Monday, August 22, 2016

A Facebook group page focuses on cli-fi and ecocriticism, with academics the majority of its members worldwide.

Dan Bloom

As the cli fi genre of literature continues to worldbuild a global community, several online sites now are bringing together people interested in the emerging genre, either as readers or writers, as the Washington Post recently reported in an oped by Dan Bloom in the
Post’s “PostEverything” section.

Among the online sites focusing on the cli fi genre a few years ago was one set up by aconcerned citizen in London, who felt that the issues facing humankind in the future will be important to solve. One way is to publish cli fi novels.

So the Facebook cli-fi group page was set up to encourage a dialogue between anyone with an interest in the emerging genre. The FB group now has over 500  members, and while it is a private group and all posts and comments remain private, anyone is welcome to apply to join the group.

The term ‘cli-fi’ (short for climate fiction) describes a loose collection of novels, films, plays, works of art and even video games which all touch on, or are concerned with, climate change.

“I am really interested in the potential of cli-fi to engage a wide and diverse audience on the issues around climate change and influence the debate,” he said . “With this in mind, I set up the Facebook cli-fi group for anyone with an interest in cli-fi to share and discuss their work, ideas and find out more about this exciting genre.”

How the British man became interested in the cli-fi genre is an interesting story.

“I thought I was a newcomer to the cli-fi genre. But in reality, I’ve been unwittingly reading books that fall within that category for a while,” he says. “I’m an environmentalist and believe that writers of fiction are missing a trick in fully engaging with people on environmental concerns and influencing the debate on those issues on a global scale . It’s heartening that there are a number of excellent books out there that could be making a difference to the thinking of a wide audience of different age groups. Despite this, I still think there are a number of hurdles that would need to be overcome if we are
to invigorate the genre and make the most of its potential.”
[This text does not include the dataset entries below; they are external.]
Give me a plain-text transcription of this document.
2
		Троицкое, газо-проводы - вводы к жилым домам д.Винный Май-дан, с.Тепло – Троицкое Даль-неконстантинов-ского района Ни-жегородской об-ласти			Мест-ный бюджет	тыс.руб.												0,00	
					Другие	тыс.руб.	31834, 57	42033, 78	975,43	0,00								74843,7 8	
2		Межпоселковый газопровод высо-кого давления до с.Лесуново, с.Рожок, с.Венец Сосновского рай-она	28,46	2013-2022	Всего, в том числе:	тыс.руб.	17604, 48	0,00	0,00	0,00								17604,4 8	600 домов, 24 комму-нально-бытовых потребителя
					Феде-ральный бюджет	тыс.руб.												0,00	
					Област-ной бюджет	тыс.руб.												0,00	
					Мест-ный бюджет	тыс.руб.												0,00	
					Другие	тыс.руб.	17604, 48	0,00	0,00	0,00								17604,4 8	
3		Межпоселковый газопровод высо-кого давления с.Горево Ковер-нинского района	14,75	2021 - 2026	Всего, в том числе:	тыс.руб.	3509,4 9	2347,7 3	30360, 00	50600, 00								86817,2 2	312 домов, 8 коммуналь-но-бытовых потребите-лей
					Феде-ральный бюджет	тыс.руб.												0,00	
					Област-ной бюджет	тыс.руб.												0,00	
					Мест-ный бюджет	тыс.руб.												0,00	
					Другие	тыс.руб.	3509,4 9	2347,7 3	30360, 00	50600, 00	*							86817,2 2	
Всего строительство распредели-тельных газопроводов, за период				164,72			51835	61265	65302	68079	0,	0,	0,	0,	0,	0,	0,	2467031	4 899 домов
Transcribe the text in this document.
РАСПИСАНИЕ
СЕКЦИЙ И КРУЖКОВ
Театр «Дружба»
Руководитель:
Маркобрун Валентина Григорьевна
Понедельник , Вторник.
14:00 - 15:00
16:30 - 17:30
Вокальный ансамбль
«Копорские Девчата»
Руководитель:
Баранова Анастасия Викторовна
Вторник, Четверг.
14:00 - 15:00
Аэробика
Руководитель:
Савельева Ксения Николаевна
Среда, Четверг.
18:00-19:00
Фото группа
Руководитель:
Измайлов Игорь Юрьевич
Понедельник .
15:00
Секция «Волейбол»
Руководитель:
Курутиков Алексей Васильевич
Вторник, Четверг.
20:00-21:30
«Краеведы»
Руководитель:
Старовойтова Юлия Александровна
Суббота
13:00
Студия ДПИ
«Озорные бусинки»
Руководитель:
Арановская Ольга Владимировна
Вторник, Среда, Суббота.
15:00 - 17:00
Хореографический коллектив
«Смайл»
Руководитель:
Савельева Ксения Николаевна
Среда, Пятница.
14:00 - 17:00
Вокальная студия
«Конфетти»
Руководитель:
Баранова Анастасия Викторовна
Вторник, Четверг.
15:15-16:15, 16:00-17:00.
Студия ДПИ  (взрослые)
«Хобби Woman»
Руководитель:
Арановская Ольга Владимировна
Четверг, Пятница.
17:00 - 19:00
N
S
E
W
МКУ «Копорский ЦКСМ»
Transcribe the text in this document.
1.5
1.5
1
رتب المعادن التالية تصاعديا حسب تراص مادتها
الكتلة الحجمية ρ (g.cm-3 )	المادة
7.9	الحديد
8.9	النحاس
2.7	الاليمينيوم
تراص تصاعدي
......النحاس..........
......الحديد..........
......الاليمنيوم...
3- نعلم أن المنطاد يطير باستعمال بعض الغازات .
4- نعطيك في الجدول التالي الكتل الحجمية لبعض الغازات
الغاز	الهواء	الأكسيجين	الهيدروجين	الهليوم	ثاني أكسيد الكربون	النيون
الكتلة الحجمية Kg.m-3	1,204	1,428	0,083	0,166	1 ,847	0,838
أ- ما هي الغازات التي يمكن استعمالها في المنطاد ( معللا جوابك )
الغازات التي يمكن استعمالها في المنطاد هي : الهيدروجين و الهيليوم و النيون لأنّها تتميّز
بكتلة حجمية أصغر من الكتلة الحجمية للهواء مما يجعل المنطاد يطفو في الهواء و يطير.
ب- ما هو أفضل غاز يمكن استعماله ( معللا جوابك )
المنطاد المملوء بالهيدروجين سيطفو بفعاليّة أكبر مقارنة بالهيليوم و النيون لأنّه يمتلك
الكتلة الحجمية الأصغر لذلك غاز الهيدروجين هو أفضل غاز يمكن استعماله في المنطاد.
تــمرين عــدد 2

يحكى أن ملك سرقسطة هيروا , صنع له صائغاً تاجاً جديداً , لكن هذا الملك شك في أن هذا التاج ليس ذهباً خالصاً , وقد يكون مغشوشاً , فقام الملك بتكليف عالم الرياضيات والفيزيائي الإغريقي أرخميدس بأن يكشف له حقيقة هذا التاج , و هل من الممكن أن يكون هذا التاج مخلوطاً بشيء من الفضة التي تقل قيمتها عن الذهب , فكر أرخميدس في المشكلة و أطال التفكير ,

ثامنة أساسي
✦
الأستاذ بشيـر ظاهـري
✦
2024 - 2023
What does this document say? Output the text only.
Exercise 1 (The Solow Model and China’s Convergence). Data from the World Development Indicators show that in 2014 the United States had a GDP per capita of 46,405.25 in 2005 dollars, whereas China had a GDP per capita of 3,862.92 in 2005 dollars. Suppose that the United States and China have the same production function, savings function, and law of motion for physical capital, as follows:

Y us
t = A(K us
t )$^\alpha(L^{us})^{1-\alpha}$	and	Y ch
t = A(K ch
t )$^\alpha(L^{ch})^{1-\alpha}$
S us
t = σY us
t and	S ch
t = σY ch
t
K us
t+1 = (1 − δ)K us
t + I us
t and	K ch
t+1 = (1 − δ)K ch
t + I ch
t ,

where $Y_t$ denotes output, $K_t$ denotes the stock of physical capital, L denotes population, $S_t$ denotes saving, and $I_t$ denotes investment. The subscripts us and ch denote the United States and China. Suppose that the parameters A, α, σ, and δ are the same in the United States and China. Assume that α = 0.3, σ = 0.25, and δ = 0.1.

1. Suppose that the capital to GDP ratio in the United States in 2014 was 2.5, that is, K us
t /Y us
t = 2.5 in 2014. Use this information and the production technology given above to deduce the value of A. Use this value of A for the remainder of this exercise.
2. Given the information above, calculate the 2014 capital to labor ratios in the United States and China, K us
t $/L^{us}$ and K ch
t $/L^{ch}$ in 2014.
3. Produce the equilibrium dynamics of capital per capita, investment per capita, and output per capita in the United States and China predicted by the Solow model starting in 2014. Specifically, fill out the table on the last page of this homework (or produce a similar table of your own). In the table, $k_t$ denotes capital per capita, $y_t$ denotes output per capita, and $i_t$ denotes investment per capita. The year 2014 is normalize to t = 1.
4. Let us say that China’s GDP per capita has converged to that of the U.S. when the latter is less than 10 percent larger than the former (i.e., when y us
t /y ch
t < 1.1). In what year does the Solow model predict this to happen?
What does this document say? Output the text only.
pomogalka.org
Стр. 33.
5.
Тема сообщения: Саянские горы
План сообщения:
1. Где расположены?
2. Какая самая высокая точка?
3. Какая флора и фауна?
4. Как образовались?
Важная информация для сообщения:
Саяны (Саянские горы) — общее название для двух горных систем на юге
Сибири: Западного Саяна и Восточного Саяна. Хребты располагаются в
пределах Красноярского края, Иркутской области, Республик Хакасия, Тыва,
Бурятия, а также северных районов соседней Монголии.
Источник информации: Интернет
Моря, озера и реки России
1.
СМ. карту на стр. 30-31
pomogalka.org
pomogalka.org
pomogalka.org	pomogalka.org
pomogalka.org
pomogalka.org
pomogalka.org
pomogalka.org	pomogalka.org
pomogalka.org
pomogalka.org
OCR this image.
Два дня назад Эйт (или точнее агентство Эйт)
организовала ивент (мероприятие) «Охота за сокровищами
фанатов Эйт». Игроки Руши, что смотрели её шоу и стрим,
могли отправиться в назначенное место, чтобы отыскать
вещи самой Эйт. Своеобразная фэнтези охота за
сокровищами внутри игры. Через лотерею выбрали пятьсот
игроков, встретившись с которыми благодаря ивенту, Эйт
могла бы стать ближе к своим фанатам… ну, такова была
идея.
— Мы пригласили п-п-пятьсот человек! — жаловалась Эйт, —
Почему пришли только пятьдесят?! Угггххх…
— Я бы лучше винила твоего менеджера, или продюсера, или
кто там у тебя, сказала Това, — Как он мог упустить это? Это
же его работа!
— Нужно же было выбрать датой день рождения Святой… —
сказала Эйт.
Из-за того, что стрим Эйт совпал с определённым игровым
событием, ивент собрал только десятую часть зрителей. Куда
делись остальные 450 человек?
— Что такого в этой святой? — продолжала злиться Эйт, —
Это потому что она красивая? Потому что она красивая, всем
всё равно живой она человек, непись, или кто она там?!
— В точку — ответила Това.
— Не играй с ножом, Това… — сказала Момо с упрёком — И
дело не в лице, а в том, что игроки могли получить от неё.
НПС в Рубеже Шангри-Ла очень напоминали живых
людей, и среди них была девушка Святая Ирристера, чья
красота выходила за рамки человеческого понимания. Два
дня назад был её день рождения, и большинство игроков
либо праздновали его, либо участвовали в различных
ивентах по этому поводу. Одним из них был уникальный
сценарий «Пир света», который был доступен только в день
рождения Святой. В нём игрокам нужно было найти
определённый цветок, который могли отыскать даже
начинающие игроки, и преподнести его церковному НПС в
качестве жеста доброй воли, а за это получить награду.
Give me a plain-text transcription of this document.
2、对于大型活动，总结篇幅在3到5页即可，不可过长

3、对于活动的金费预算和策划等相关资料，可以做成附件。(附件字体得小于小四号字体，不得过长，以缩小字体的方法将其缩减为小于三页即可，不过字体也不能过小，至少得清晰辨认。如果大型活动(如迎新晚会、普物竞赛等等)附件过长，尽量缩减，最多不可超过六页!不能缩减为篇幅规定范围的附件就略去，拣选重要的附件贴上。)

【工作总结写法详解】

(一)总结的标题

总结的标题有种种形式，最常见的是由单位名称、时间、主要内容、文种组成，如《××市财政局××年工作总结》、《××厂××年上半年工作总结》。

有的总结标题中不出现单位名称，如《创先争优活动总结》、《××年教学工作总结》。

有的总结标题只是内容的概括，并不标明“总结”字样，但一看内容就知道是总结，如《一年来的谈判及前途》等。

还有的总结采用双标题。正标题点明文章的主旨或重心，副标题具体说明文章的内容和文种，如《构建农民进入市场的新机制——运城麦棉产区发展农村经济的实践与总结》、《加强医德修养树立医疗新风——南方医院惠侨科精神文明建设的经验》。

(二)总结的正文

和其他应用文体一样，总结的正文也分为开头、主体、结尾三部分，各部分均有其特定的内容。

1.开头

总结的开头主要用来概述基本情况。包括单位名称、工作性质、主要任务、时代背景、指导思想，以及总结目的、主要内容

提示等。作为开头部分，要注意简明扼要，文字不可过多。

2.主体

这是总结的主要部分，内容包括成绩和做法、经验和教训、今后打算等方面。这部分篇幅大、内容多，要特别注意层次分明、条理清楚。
Writers of the genre should share thoughts and ideas of what falls within the scope of the new genre, he believes, and asks: “Should we go beyond the consequences of weather events? Is there too much talk of science which could alienate readers? Where are the political characters in plots? Is there too much pessimism, should we focus our
optimistic eye?”

He  said he thinks there’s a huge potential audience for cli-fi out there. And he no longer feels alone.

Google ‘cli-fi’ and you’ll come across some fantastic articles and interviews on the subject and there are great resources worldwide now  posing even more questions.

“So what do the literary agents and publishers think? Are they prepared to take a risk with new writers from a varied pool of talent that may exist beyond the usual boundaries, for example scientists?”

“Self-publishing isn’t an option for every wannabe author and without the backing of an agent and publisher, what could be a wonderful idea for a book that could really connect with an audience on a global scale, is simply lost,” he adds. “That would be a real shame.”

“Yes, the ideal would be for an author to prepare the usual pitch and draft chapters for an agent but what about those who have the ideas for a game-changing book but need a nod of hope from an agent or publisher before being able to commit a huge amount of time to such a project?” he adds. “Yes, there is always the risk that what emerges at the end of the writing is not marketable or indeed any good, but a more willing approach could make all the difference to invigorating the cli-fi genre and making a real difference to how we engage on the environment.